Llegué a Tánger el día anterior con una mochila cargada de prejuicios y miedo. Las horas mirando videos o leyendo artículos en internet sobre cómo viajar a Marruecos siendo mujer no lograban darme la calma que buscaba. Mi espejo perdió la cuenta de la cantidad de veces que armé y desarmé el equipaje, dudando de cada prenda.
Sentada ahora en la pequeña —pero pintoresca— terraza del hostel, espero mi desayuno.
Mi pareja decidió quedarse durmiendo, mi ansiedad por estar en un lugar nuevo no me permite tal nivel de descanso. Le dejé un mensaje: «voy a desayunar y después salgo un rato a caminar, para las doce estoy de vuelta».
Tengo el hostel marcado en el mapa y creo recordar el camino, pero las medinas son un laberinto y todas las callejuelas parecen iguales. No tengo miedo a perderme.
Una señora me hace señas desde la cocina; mi desayuno está listo. Tomo mi bandeja y el aroma me obliga a sonreír. Huevos, pan, queso, frutas y té. Vuelvo a mi rincón de la terraza donde encontré una mesa vacía y algunas sillas.
Una no espera que sucedan muchas cosas interesantes o disruptivas en su primer día de viaje. En ese momento, rompiendo el huevo duro sola en la mesa, no pensé que la muchacha que preguntaba si podía desayunar conmigo fuera a cambiar el transcurso de mi vida.
La mujer sin casa ni dirección…



Alemana, de unos treinta y cinco años, piel morena y ojos verdes. Contaba sus planes del día y disparaba preguntas con una comodidad que me hacía cuestionarme, ¿nos conocíamos de antes? Hace doce años que vive viajando, así, sin casa ni dirección; sus dos mochilas, una computadora y esa sed de más. Vivió en Tacuarembó no recuerdo si uno o tres meses. Masticaba la manzana mientras me contaba de la señora que la hospedó gratis allí hace unos ocho años atrás. Entre sorbos de té intercambiamos nuestros usuarios de Instagram y, tan fugaz como vino, desapareció de la terraza.
Caminé perdida por la medina, con su historia y su forma de vida haciendo eco en mi cerebro. En cada esquina que crucé me di un motivo diferente por el cual yo no podía llevar la misma vida que ella. Pasé unos cuarenta minutos deambulando entre adoquines e ideas raras, hasta que, por fin, llegué a la costa.
Yo: turista



Ya me había convencido: esa vida en dos mochilas no era para mí. A mí me gusta ser turista: la foto, el tour, los paisajes, y a mi casa. Me gusta esto de tener un trabajo y cobrar lo mismo todos los meses. Tomarme el 151 a las ocho de la mañana y hacer trasbordo en el Palacio Legislativo. Me gusta mi carrera y ver a mis amigas todas las semanas. Yo: turista.
De vuelta hacia el hostel —y como era de esperar— me perdí. Caminé en círculos por la medina bajo la lluvia, los comercios, en su mayoría, aún permanecían cerrados. Afuera de uno de los pocos locales abiertos había un señor sentado en su silla de madera.
La pashmina violeta

Era mi primer día en Marruecos, yo era una presa fácil para ese hábil vendedor y —sin darme cuenta cómo o cuándo— me encontré envuelta en el arte del regateo y la negociación.
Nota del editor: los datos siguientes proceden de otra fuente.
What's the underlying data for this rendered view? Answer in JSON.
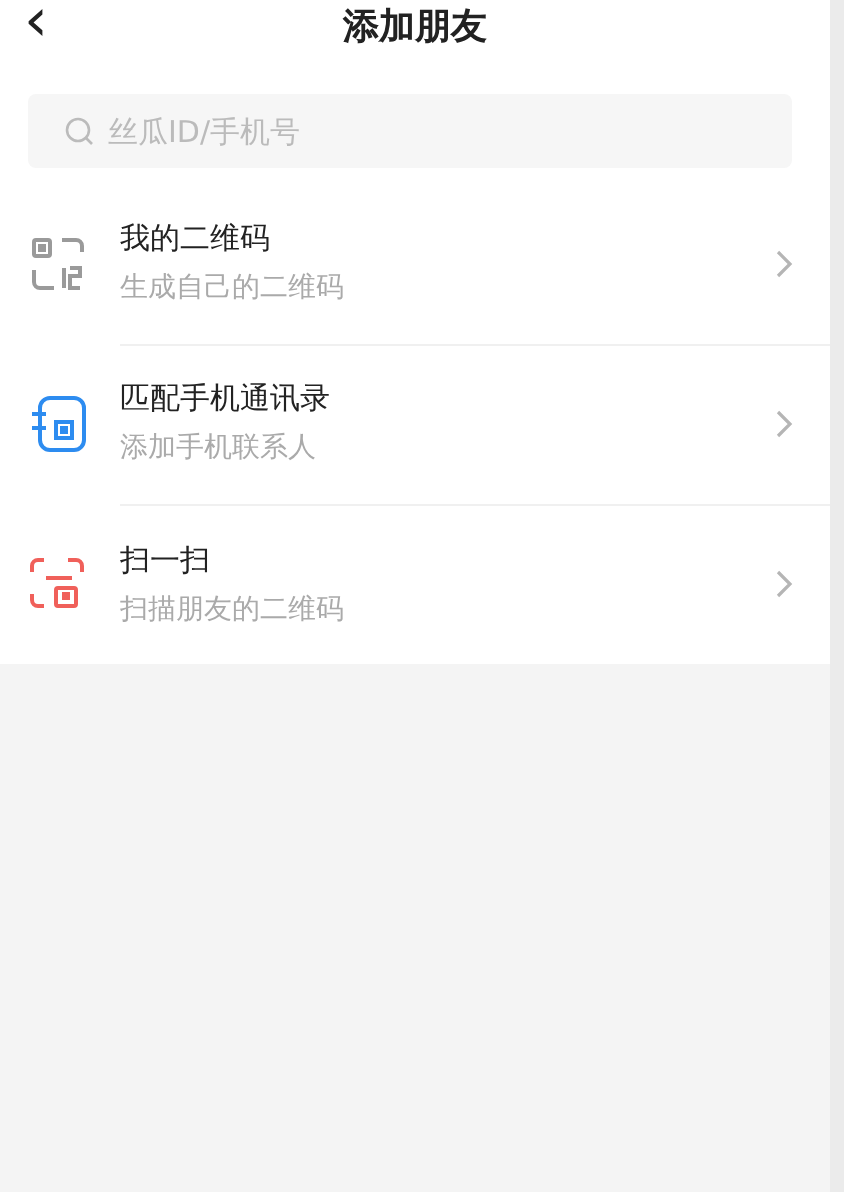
{
  "header": {
    "back": "‹",
    "title": "添加朋友"
  },
  "search": {
    "placeholder": "丝瓜ID/手机号"
  },
  "items": [
    {
      "kind": "qr",
      "color": "#9a9a9a",
      "title": "我的二维码",
      "subtitle": "生成自己的二维码"
    },
    {
      "kind": "contacts",
      "color": "#2d8cf0",
      "title": "匹配手机通讯录",
      "subtitle": "添加手机联系人"
    },
    {
      "kind": "scan",
      "color": "#f0605a",
      "title": "扫一扫",
      "subtitle": "扫描朋友的二维码"
    }
  ]
}
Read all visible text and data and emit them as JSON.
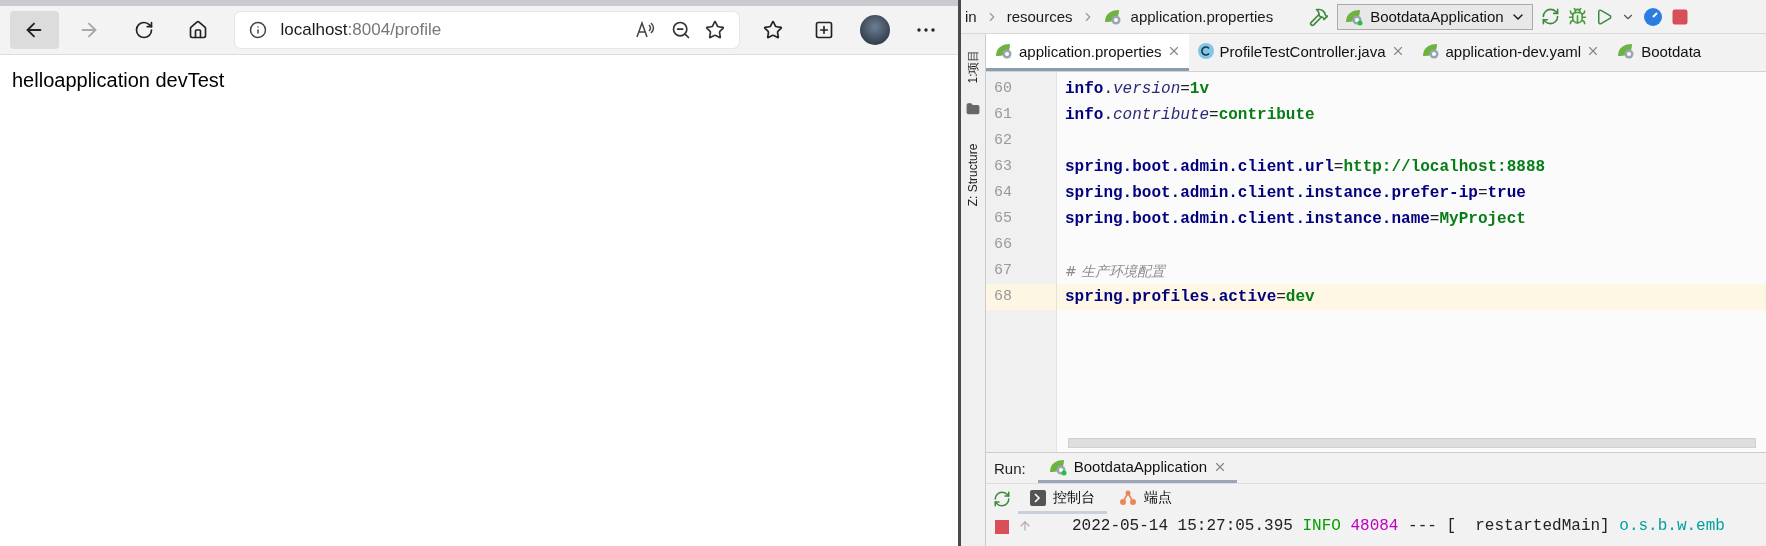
{
  "browser": {
    "nav_buttons": [
      {
        "kind": "back",
        "disabled": false,
        "hovered": true
      },
      {
        "kind": "forward",
        "disabled": true,
        "hovered": false
      },
      {
        "kind": "refresh",
        "disabled": false,
        "hovered": false
      },
      {
        "kind": "home",
        "disabled": false,
        "hovered": false
      }
    ],
    "address": {
      "host": "localhost",
      "path": ":8004/profile"
    },
    "page_text": "helloapplication devTest"
  },
  "ide": {
    "breadcrumbs": [
      "in",
      "resources",
      "application.properties"
    ],
    "run_config": "BootdataApplication",
    "tool_labels": [
      "1:项目",
      "Z: Structure"
    ],
    "tabs": [
      {
        "label": "application.properties",
        "kind": "spring",
        "selected": true,
        "closable": true
      },
      {
        "label": "ProfileTestController.java",
        "kind": "class",
        "selected": false,
        "closable": true
      },
      {
        "label": "application-dev.yaml",
        "kind": "spring",
        "selected": false,
        "closable": true
      },
      {
        "label": "Bootdata",
        "kind": "boot",
        "selected": false,
        "closable": false
      }
    ],
    "lines": [
      {
        "number": "60",
        "current": false,
        "tokens": [
          {
            "text": "info",
            "kind": "key"
          },
          {
            "text": ".",
            "kind": "op"
          },
          {
            "text": "version",
            "kind": "field"
          },
          {
            "text": "=",
            "kind": "op"
          },
          {
            "text": "1v",
            "kind": "value"
          }
        ]
      },
      {
        "number": "61",
        "current": false,
        "tokens": [
          {
            "text": "info",
            "kind": "key"
          },
          {
            "text": ".",
            "kind": "op"
          },
          {
            "text": "contribute",
            "kind": "field"
          },
          {
            "text": "=",
            "kind": "op"
          },
          {
            "text": "contribute",
            "kind": "value"
          }
        ]
      },
      {
        "number": "62",
        "current": false
      },
      {
        "number": "63",
        "current": false,
        "tokens": [
          {
            "text": "spring.boot.admin.client.url",
            "kind": "key"
          },
          {
            "text": "=",
            "kind": "op"
          },
          {
            "text": "http://localhost:8888",
            "kind": "value"
          }
        ]
      },
      {
        "number": "64",
        "current": false,
        "tokens": [
          {
            "text": "spring.boot.admin.client.instance.prefer-ip",
            "kind": "key"
          },
          {
            "text": "=",
            "kind": "op"
          },
          {
            "text": "true",
            "kind": "key"
          }
        ]
      },
      {
        "number": "65",
        "current": false,
        "tokens": [
          {
            "text": "spring.boot.admin.client.instance.name",
            "kind": "key"
          },
          {
            "text": "=",
            "kind": "op"
          },
          {
            "text": "MyProject",
            "kind": "value"
          }
        ]
      },
      {
        "number": "66",
        "current": false
      },
      {
        "number": "67",
        "current": false,
        "tokens": [
          {
            "text": "# 生产环境配置",
            "kind": "comment"
          }
        ]
      },
      {
        "number": "68",
        "current": true,
        "tokens": [
          {
            "text": "spring.profiles.active",
            "kind": "key"
          },
          {
            "text": "=",
            "kind": "op"
          },
          {
            "text": "dev",
            "kind": "value"
          }
        ]
      }
    ],
    "run_panel": {
      "label": "Run:",
      "tabs": [
        {
          "label": "BootdataApplication",
          "selected": true
        }
      ],
      "subtabs": [
        {
          "label": "控制台",
          "kind": "console",
          "selected": true
        },
        {
          "label": "端点",
          "kind": "endpoints",
          "selected": false
        }
      ],
      "log": [
        {
          "text": "2022-05-14 15:27:05.395",
          "kind": "plain"
        },
        {
          "text": "INFO",
          "kind": "level"
        },
        {
          "text": "48084",
          "kind": "pid"
        },
        {
          "text": "--- [  restartedMain]",
          "kind": "plain"
        },
        {
          "text": "o.s.b.w.emb",
          "kind": "logger"
        }
      ]
    }
  }
}
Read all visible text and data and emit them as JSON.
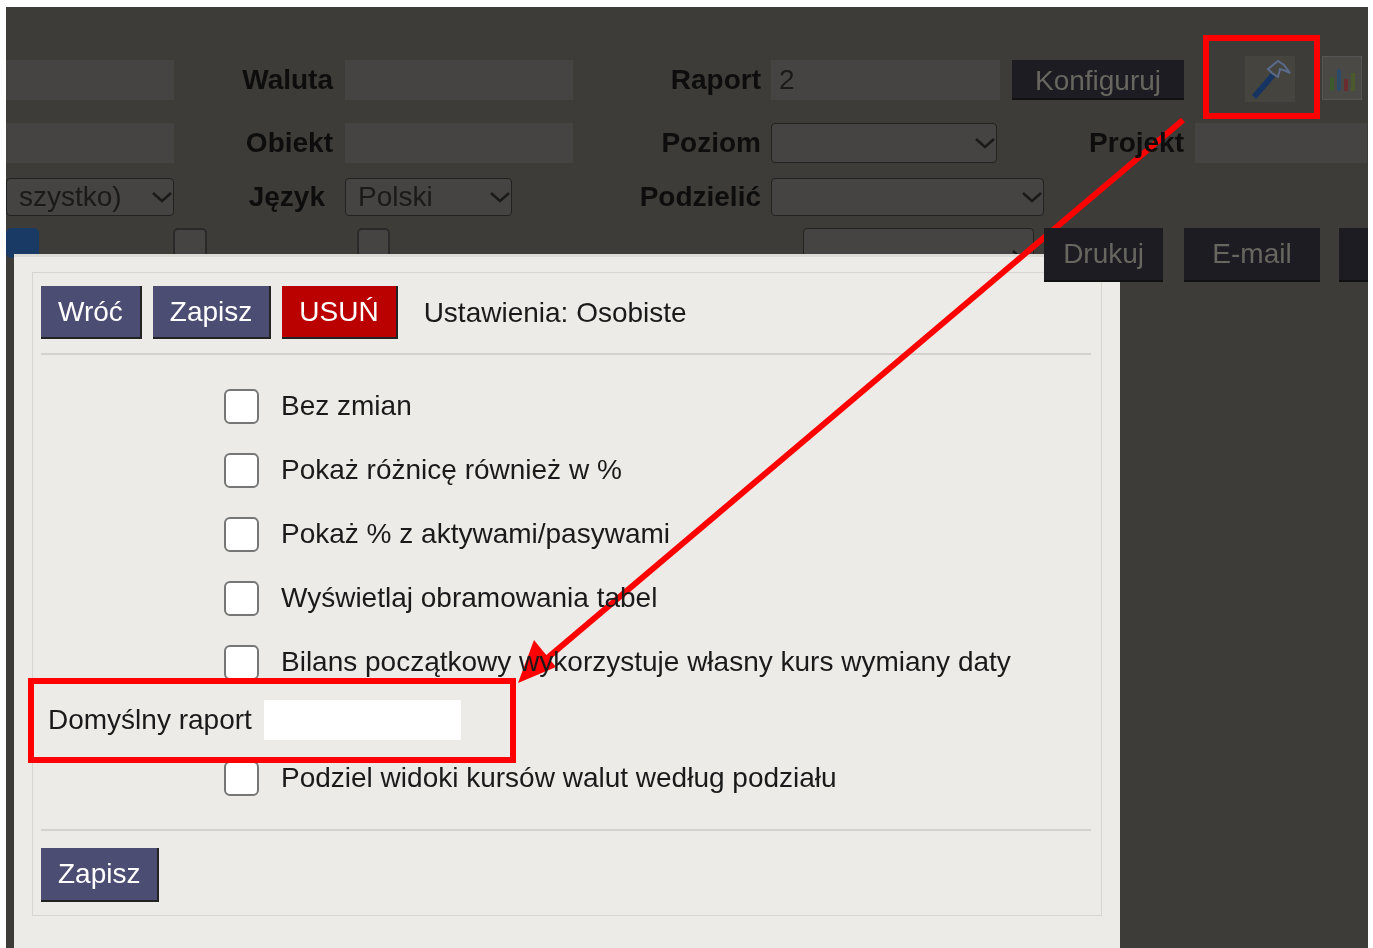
{
  "filters": [
    [
      {
        "kind": "field"
      },
      {
        "kind": "label",
        "text": "Waluta"
      },
      {
        "kind": "field"
      },
      {
        "kind": "label",
        "text": "Raport"
      },
      {
        "kind": "field",
        "value": "2"
      },
      {
        "kind": "button",
        "label": "Konfiguruj"
      },
      {
        "kind": "hammer"
      },
      {
        "kind": "chart"
      }
    ],
    [
      {
        "kind": "field"
      },
      {
        "kind": "label",
        "text": "Obiekt"
      },
      {
        "kind": "field"
      },
      {
        "kind": "label",
        "text": "Poziom"
      },
      {
        "kind": "select"
      },
      {
        "kind": "label",
        "text": "Projekt"
      },
      {
        "kind": "field"
      }
    ],
    [
      {
        "kind": "select",
        "value": "szystko)"
      },
      {
        "kind": "label",
        "text": "Język"
      },
      {
        "kind": "select",
        "value": "Polski"
      },
      {
        "kind": "label",
        "text": "Podzielić"
      },
      {
        "kind": "select"
      }
    ],
    [
      {
        "kind": "checkbox",
        "checked": true
      },
      {
        "kind": "checkbox",
        "checked": false
      },
      {
        "kind": "checkbox",
        "checked": false
      },
      {
        "kind": "select"
      },
      {
        "kind": "button",
        "label": "Drukuj"
      },
      {
        "kind": "button",
        "label": "E-mail"
      },
      {
        "kind": "button"
      }
    ]
  ],
  "dialog": {
    "buttons": [
      {
        "label": "Wróć",
        "kind": "normal"
      },
      {
        "label": "Zapisz",
        "kind": "normal"
      },
      {
        "label": "USUŃ",
        "kind": "danger"
      }
    ],
    "title": "Ustawienia: Osobiste",
    "options": [
      {
        "kind": "checkbox",
        "label": "Bez zmian",
        "checked": false
      },
      {
        "kind": "checkbox",
        "label": "Pokaż różnicę również w %",
        "checked": false
      },
      {
        "kind": "checkbox",
        "label": "Pokaż % z aktywami/pasywami",
        "checked": false
      },
      {
        "kind": "checkbox",
        "label": "Wyświetlaj obramowania tabel",
        "checked": false
      },
      {
        "kind": "checkbox",
        "label": "Bilans początkowy wykorzystuje własny kurs wymiany daty",
        "checked": false
      },
      {
        "kind": "field",
        "label": "Domyślny raport"
      },
      {
        "kind": "checkbox",
        "label": "Podziel widoki kursów walut według podziału",
        "checked": false
      }
    ],
    "footer_button": "Zapisz"
  }
}
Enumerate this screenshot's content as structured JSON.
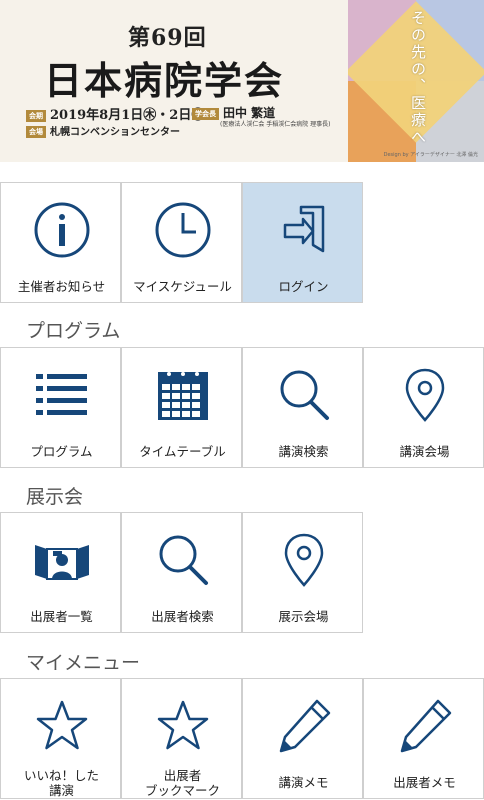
{
  "banner": {
    "subtitle": "第69回",
    "title": "日本病院学会",
    "date_tag": "会期",
    "date": "2019年8月1日㊍・2日㊎",
    "chair_tag": "学会長",
    "chair": "田中 繁道",
    "chair_org": "(医療法人渓仁会 手稲渓仁会病院 理事長)",
    "venue_tag": "会場",
    "venue": "札幌コンベンションセンター",
    "art_text": "その先の、医療へ",
    "credit": "Design by アイラーデザイナー 北澤 倫光"
  },
  "top_menu": [
    {
      "label": "主催者お知らせ",
      "icon": "info-icon"
    },
    {
      "label": "マイスケジュール",
      "icon": "clock-icon"
    },
    {
      "label": "ログイン",
      "icon": "login-icon"
    }
  ],
  "sections": {
    "program": "プログラム",
    "exhibit": "展示会",
    "mymenu": "マイメニュー"
  },
  "program_items": [
    {
      "label": "プログラム",
      "icon": "list-icon"
    },
    {
      "label": "タイムテーブル",
      "icon": "calendar-icon"
    },
    {
      "label": "講演検索",
      "icon": "search-icon"
    },
    {
      "label": "講演会場",
      "icon": "location-pin-icon"
    }
  ],
  "exhibit_items": [
    {
      "label": "出展者一覧",
      "icon": "exhibitor-booth-icon"
    },
    {
      "label": "出展者検索",
      "icon": "search-icon"
    },
    {
      "label": "展示会場",
      "icon": "location-pin-icon"
    }
  ],
  "mymenu_items": [
    {
      "label_line1": "いいね！した",
      "label_line2": "講演",
      "icon": "star-icon"
    },
    {
      "label_line1": "出展者",
      "label_line2": "ブックマーク",
      "icon": "star-icon"
    },
    {
      "label": "講演メモ",
      "icon": "pencil-icon"
    },
    {
      "label": "出展者メモ",
      "icon": "pencil-icon"
    }
  ],
  "colors": {
    "icon": "#16477a",
    "active_tile": "#c9dced",
    "gold_tag": "#b28a3c"
  }
}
Yo quería una de sus pashminas, y él sacar el mayor número posible a la venta.
Para generar un lazo emocional y generar en el cliente la sensación de culpa si se van con las manos vacías, los vendedores charlan. Charlamos de Uruguay, en español, de Cavani, de Suárez, del mundial. Charlamos y negociamos hasta que me pareció que el precio era justo. Faltaba que caminara por la misma medina de Tánger con los comercios ya abiertos para darme cuenta que había pagado el doble del precio que en la mayoría de los otros comercios.
Tendría que haberlo sabido en ese momento. La chica alemana que había visitado Uruguay y vivido en Tacuarembó había despertado en mí la misma enfermedad. Mi souvenir ya no era la pashmina, era el grito de «¡Amiga! ¡Hola, amiga!» cada vez que pasaba junto a la tiendita.